Why have the human figure out if they have time-zone back-and-forth correctly or otherwise made a mistake (ex: adding code to the wrong "part of the process" and accidentally mucking with a TimestampWithTimeZone input/output variable rather than the internal Timestamp-UTC-only type variables?)
Just... leave the job of checking this entire process to the compiler. If your n00b coworker messes up, the type system catches it and we're all set.
UNIX timestamps have no timezones. They are just the number of actual seconds that have elapsed since a certain commonly-agreed time. You measure the number of seconds between two events just by subtracting their timestamps arithmetically, and don't need to do any parsing or interpreting of timezones.

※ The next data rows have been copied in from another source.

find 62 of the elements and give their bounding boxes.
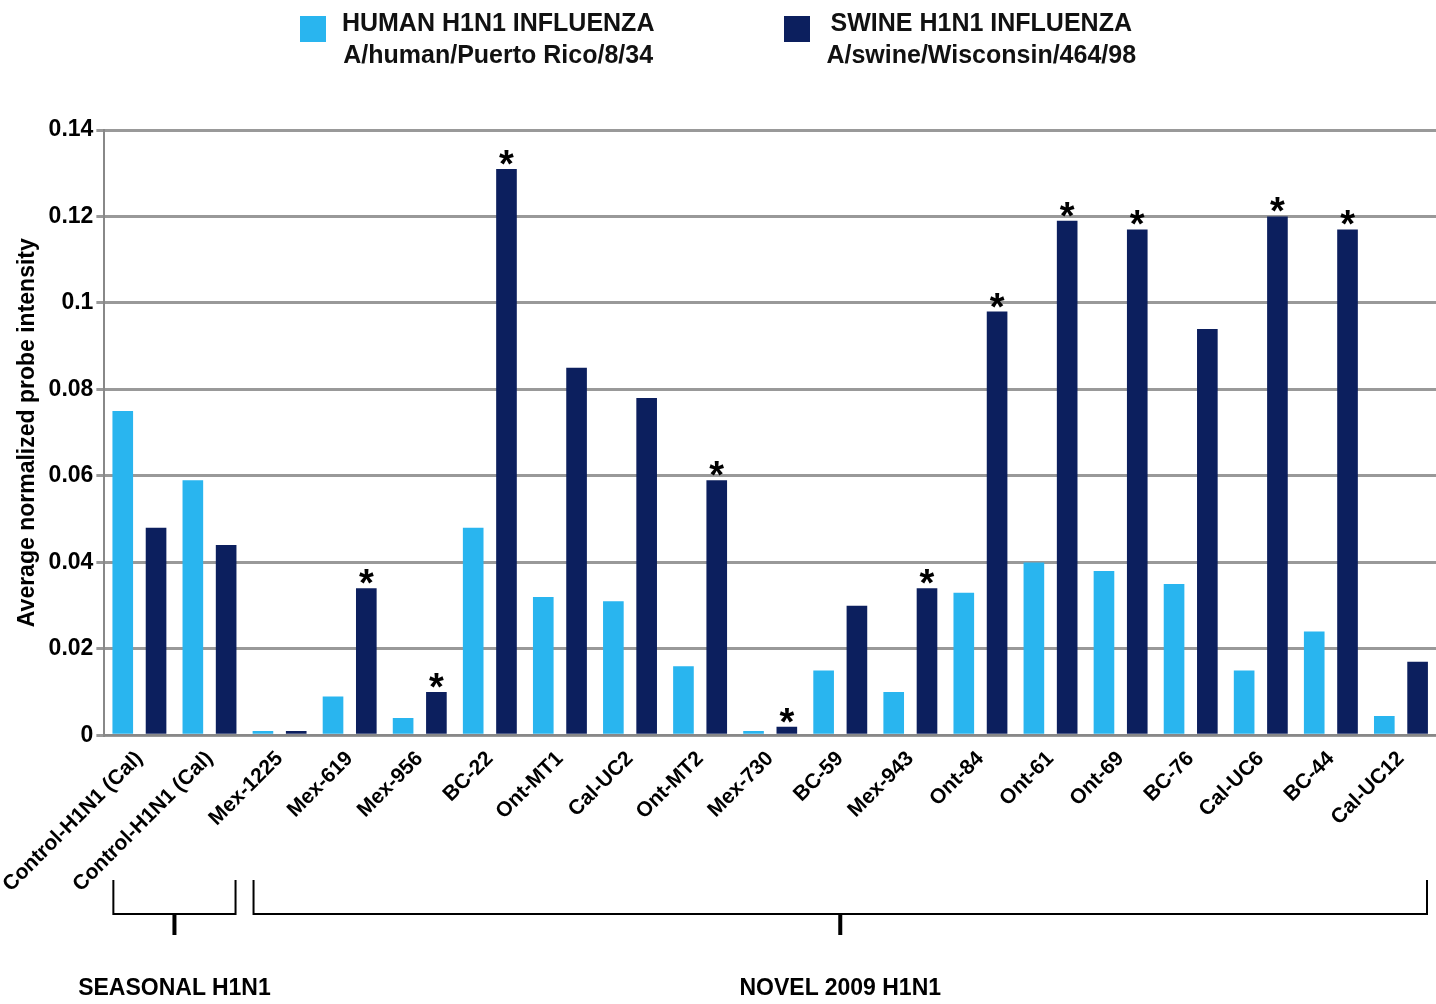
bar: [673, 666, 694, 734]
y-tick-label: 0.1: [61, 288, 94, 315]
bar: [285, 731, 307, 734]
y-axis-title: Average normalized probe intensity: [13, 237, 40, 628]
data-label: *: [1129, 203, 1145, 246]
bar: [776, 726, 798, 734]
bar: [322, 696, 344, 734]
bar: [252, 731, 274, 734]
bar: [1303, 631, 1325, 734]
y-tick-label: 0: [80, 720, 94, 747]
bar: [496, 168, 517, 734]
bar: [603, 601, 624, 734]
bar: [462, 527, 484, 734]
bar: [706, 480, 728, 734]
data-label: *: [1059, 194, 1075, 237]
bar: [636, 398, 657, 734]
data-label: *: [1270, 190, 1286, 233]
bar: [953, 592, 975, 734]
bar: [355, 588, 377, 734]
bar: [426, 692, 447, 734]
bar: [1373, 715, 1395, 734]
bar: [986, 311, 1008, 734]
y-tick-label: 0.04: [48, 547, 94, 574]
data-label: *: [429, 666, 444, 709]
bar: [1093, 571, 1115, 734]
bar: [743, 731, 764, 734]
bar: [1407, 661, 1428, 734]
bar: [215, 545, 237, 734]
bar: [883, 692, 905, 734]
bar: [1197, 328, 1218, 734]
data-label: *: [1340, 203, 1356, 246]
data-label: *: [989, 285, 1005, 328]
bar: [1126, 229, 1148, 734]
bar: [566, 367, 587, 734]
y-tick-label: 0.14: [48, 115, 94, 142]
bar: [1267, 216, 1288, 734]
bar: [532, 597, 554, 734]
y-tick-label: 0.08: [48, 374, 94, 401]
data-label: *: [709, 454, 725, 497]
text: NOVEL 2009 H1N1: [739, 974, 942, 1000]
bar: [182, 480, 204, 734]
bar: [916, 588, 938, 734]
bar: [846, 605, 868, 734]
bar: [1023, 562, 1045, 734]
data-label: *: [499, 142, 515, 185]
data-label: *: [919, 562, 935, 605]
legend-label: HUMAN H1N1 INFLUENZA A/human/Puerto Rico/8/34: [341, 7, 655, 70]
legend-label: SWINE H1N1 INFLUENZA A/swine/Wisconsin/464/98: [826, 7, 1137, 70]
bar: [145, 527, 167, 734]
bar: [392, 718, 414, 734]
bar: [1233, 670, 1255, 734]
data-label: *: [779, 700, 795, 743]
y-tick-label: 0.06: [48, 461, 94, 488]
bar: [1337, 229, 1358, 734]
data-label: *: [358, 562, 374, 605]
text: SEASONAL H1N1: [78, 974, 271, 1000]
y-tick-label: 0.02: [48, 634, 94, 661]
bar: [1056, 220, 1078, 734]
bar: [813, 670, 834, 734]
bar: [112, 411, 134, 734]
y-tick-label: 0.12: [48, 201, 94, 228]
bar: [1163, 584, 1185, 734]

You can just say "this hacker in Russia breached the firewall 35 seconds after this dev committed code in the US" just by subtracting two numbers.
The time an airplane takes off, the time your firewall detected a security event, the time a cross-timezone meeting starts, these are all good to store as UNIX timestamps.
Birthdays are different because they are inherently imprecise; humans tend to celebrate their birthdays when it's a certain day of the month in their local time zone, with little to no regard for the time zone they were born in. Someone born in Singapore (UTC+8) and lives in Alaska (UTC-8) might still celebrate their 30th birthday on the month and day of their birthday in Alaska time even though their body might need another 16 hours before it has technically experienced 30 years of life.